Planting a Butterfly Garden

Have you ever been to a butterfly sanctuary? The little winged creatures are all around you, fluttering like silken angels. You have to look down when you walk or you will step on them. They light up your hair and clothes. It is a great experience.

Butterflies are not only beautiful to look at, they are also good for our environment. They pollinate our flowers while feeding on nectar. A little careful planning for the right environment and you can say “welcome” to butterflies no matter where you live in the world. Butterflies prefer to lay their eggs in meadows and open areas. As we drove through South Dakota last year, we saw millions of tiny white butterflies by the side of the road sipping nectar from native plants growing in the wild. Interestingly, butterflies like plants that we often think of as weeds: milkweed, nettles, and thistles, not the plants that you normally have in your garden. Don’t despair though, they also love many of the flowers and trees we already have available.

Butterflies seek out two types of plants: nectar host plants and caterpillars. Below are some plants for both categories, but before you rush out to buy plants, read on for some tips on making your garden butterfly-friendly.

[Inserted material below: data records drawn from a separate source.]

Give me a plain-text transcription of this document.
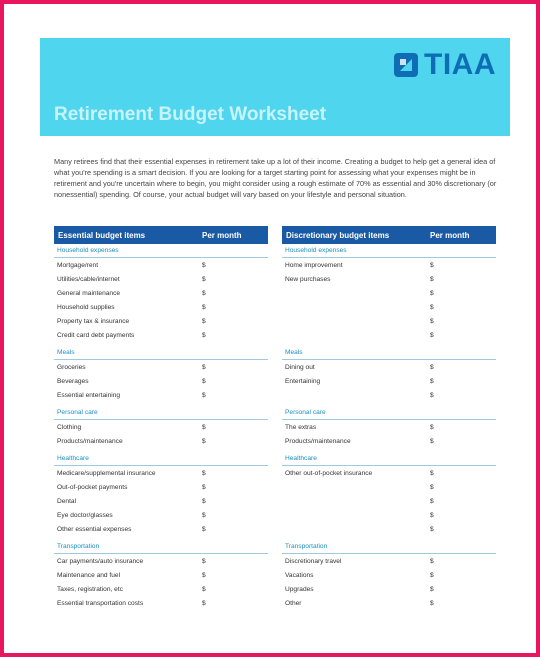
TIAA
Retirement Budget Worksheet

Many retirees find that their essential expenses in retirement take up a lot of their income. Creating a budget to help get a general idea of what you're spending is a smart decision. If you are looking for a target starting point for assessing what your expenses might be in retirement and you're uncertain where to begin, you might consider using a rough estimate of 70% as essential and 30% discretionary (or nonessential) spending. Of course, your actual budget will vary based on your lifestyle and personal situation.

Essential budget items	Per month
Household expenses
Mortgage/rent	$
Utilities/cable/internet	$
General maintenance	$
Household supplies	$
Property tax & insurance	$
Credit card debt payments	$
Meals
Groceries	$
Beverages	$
Essential entertaining	$
Personal care
Clothing	$
Products/maintenance	$
Healthcare
Medicare/supplemental insurance	$
Out-of-pocket payments	$
Dental	$
Eye doctor/glasses	$
Other essential expenses	$
Transportation
Car payments/auto insurance	$
Maintenance and fuel	$
Taxes, registration, etc	$
Essential transportation costs	$
Discretionary budget items	Per month
Household expenses
Home improvement	$
New purchases	$
$
$
$
$
Meals
Dining out	$
Entertaining	$
$
Personal care
The extras	$
Products/maintenance	$
Healthcare
Other out-of-pocket insurance	$
$
$
$
$
Transportation
Discretionary travel	$
Vacations	$
Upgrades	$
Other	$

Butterflies live and flourish in open, sunny places. The truth is that they do not see very well in the shade and that is why they avoid dark places. They like trees and bushes and seek shelter from wind and rain under leaves. This is also where the butterflies spend the night, in case you ever wondered. Butterflies also avoid windy areas. Shrubs and grass are natural windbreaks and are beneficial if you live in a windy location what does a white butterfly mean.

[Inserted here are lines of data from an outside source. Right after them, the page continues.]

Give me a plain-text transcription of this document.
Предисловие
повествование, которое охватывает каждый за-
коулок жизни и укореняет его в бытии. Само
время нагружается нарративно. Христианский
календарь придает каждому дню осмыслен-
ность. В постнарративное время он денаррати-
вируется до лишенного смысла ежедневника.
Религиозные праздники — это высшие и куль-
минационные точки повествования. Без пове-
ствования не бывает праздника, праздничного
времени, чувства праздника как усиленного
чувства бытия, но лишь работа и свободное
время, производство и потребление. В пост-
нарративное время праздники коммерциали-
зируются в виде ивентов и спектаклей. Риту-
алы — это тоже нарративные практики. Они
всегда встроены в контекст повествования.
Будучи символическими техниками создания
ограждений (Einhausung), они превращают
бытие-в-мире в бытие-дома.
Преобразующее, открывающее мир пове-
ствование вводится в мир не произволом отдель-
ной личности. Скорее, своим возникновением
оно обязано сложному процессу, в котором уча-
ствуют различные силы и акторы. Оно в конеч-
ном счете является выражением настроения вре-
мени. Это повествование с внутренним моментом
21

Water is an important part of a butterfly-friendly garden. They like to drink water between drinking nectars. Something as simple as a shallow container filled with small stones or pebbles and water will do. Butterflies like to “hang” near mud puddles. Make one by digging a shallow hole and covering it with plastic. Fill it with soil and some composted manure. Plant some of the flowers they love around the puddle and the butterflies are sure to make themselves at home.

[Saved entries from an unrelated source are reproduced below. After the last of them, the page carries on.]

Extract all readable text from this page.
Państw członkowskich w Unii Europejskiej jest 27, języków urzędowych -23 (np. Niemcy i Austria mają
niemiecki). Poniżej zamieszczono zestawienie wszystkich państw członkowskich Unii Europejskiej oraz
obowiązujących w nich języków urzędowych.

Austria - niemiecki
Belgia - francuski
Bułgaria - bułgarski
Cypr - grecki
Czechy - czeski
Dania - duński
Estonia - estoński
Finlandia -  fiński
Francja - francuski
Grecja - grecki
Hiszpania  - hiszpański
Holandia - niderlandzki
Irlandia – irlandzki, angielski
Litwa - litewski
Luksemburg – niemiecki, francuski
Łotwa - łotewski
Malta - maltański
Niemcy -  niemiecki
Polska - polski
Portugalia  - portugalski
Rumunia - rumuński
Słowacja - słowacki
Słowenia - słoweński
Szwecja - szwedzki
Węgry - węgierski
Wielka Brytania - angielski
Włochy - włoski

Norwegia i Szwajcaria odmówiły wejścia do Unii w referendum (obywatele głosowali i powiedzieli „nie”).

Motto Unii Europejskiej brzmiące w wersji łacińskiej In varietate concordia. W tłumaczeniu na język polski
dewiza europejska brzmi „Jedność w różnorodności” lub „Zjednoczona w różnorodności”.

Remember that the insecticides you use to kill pests in your yard will kill caterpillars and butterflies just as effectively. Unless you have a serious insect problem, do not spray or place poison baits. Spiders and birds have their own way of dealing with some unwanted insects. And if you think you can tell the difference between a cutworm and a monarch caterpillar, try hand-selecting invaders and tossing them out of the garden.

Planting a butterfly garden means sacrificing some of your plants. After all, caterpillars have to eat. Put out some plants for the caterpillars and some for yourself.